Wer aus Angst vor allzu häufigem Harndrang nicht ausreichend trinkt, tut sich keinen Gefallen.
Wer unter einer sogenannten „schwachen Blase“ (Blasenschwäche) leidet, muss häufig (und oft auch sehr plötzlich und dringend) eine Toilette aufsuchen. Das ist nicht immer einfach, vor allem, wenn man nicht zu Hause ist. Daher reduzieren viele Menschen ihre Trinkmenge, um unkontrolliertem Harnverlust entgegenzuwirken. Das ist jedoch keine gute Idee: „Wer nicht ausreichend Flüssigkeit zu sich nimmt, produziert zwar weniger Urin, aber dieser ist dann sehr viel konzentrierter“, erklärt Oberarzt Dr. med. Stephan Siepmann, Oberarzt und Leiter des Kontinenzzentrums der Paracelsus Klinik Düsseldorf Golzheim. „Bakterien und andere Erreger werden nicht frühzeitig ausgespült, sondern verbleiben in der Blase und können Harnwegsinfektionen begünstigen. Auch die Gefahr, Blasen- und Nierensteine zu entwickeln, steigt an, wenn der Körper nicht mit genug Flüssigkeit versorgt wird“, so Oberarzt Siepmann weiter.
Flüssigkeitsverlust immer ausgleichen – besonders im Sommer!
Ein erwachsener Mensch verliert täglich circa 2,5 Liter Wasser durch Ausscheidungen und über die Haut. Um den eigenen Flüssigkeitshaushalt auszugleichen, muss man diese Menge auch wieder zuführen. Durch feste Nahrung nimmt man automatisch knapp 0,9 Liter zu sich. Ein Erwachsener sollte deshalb zusätzlich mindestens 1,5 Liter Wasser am Tag trinken. Gerade im Sommer sollten Menschen mit Blasenschwäche daran denken, ausreichend zu trinken. Bei zu geringer Flüssigkeitszufuhr besteht sonst nicht nur die Gefahr einer Harnwegsinfektion, sondern auch das Risiko von Kreislaufproblemen. Dies gilt umso mehr, wenn man sich körperlich mehr zumutet als gewohnt.

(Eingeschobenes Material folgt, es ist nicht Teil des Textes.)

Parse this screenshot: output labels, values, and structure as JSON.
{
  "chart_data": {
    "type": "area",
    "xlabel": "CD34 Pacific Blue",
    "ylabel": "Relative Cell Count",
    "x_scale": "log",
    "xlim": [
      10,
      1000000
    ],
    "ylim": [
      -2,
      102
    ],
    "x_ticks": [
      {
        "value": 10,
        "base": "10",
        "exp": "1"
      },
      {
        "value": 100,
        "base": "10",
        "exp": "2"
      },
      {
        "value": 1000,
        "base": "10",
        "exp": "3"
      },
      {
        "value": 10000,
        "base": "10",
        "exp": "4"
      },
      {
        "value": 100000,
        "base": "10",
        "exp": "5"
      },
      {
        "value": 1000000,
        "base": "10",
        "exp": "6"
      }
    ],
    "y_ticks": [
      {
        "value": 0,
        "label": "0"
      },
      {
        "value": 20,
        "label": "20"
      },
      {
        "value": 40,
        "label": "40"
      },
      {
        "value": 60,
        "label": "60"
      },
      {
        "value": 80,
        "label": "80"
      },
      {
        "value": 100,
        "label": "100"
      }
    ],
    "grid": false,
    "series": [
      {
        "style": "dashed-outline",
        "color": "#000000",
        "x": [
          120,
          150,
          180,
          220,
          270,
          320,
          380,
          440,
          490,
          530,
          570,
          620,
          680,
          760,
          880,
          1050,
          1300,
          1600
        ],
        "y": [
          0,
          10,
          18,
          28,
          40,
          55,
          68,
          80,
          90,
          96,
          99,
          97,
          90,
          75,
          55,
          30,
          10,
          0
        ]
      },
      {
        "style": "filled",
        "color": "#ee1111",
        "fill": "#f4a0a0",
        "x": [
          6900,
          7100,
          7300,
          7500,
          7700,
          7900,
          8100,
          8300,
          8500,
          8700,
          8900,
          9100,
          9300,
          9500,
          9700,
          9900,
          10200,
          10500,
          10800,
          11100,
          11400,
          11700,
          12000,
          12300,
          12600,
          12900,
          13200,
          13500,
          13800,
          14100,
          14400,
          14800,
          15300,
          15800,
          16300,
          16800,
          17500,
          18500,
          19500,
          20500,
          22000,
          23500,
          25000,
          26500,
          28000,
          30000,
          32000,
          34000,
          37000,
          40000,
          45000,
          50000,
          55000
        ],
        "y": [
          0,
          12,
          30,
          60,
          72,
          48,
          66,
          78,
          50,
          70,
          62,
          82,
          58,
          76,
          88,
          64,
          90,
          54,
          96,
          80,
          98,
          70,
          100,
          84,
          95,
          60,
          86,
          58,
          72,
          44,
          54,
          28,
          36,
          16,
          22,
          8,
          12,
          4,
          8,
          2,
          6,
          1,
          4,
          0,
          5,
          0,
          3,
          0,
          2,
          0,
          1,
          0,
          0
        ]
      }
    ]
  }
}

Inkontinenz ist eine Volkskrankheit und trotzdem immer noch ein Tabu
Viele Menschen in Deutschland haben Kontinenzprobleme: Rund zehn Millionen Männer und Frauen sind davon betroffen; und ihre Zahl steigt ständig an. Frauen leiden deutlich häufiger an Inkontinenz als Männer, wobei die Gründe für eine Blasenschwäche vielfältig sein können: Bei Männern tritt ein unwillkürlicher Urinverlust häufig als Folge einer Prostata-Operation (z.B. einer Prostatektomie) auf oder nach anderen operativen Eingriffen am Becken. Bei Frauen ist in jungen Jahren häufig eine Entbindung oder Leistungssport der Grund, später können die Wechseljahre, eine Bindegewebsschwäche oder eine Operation verantwortlich sein.
Inkontinenz ist in unserer Gesellschaft immer noch ein Tabuthema, obwohl mehr als 50 Prozent der Bevölkerung davon betroffen sind. Viele Betroffene scheuen sich davor, einen Arzt aufzusuchen, weil ihnen ihr Leiden peinlich ist oder sie sich deshalb schämen. Dabei gilt bei dieser Erkrankung wie bei vielen anderen: Je früher eine gezielte Diagnostik durchgeführt wird und eine qualifizierte Behandlung folgt, umso besser sind die Chancen, Kontinenzprobleme zu lindern oder auch gänzlich zu beheben.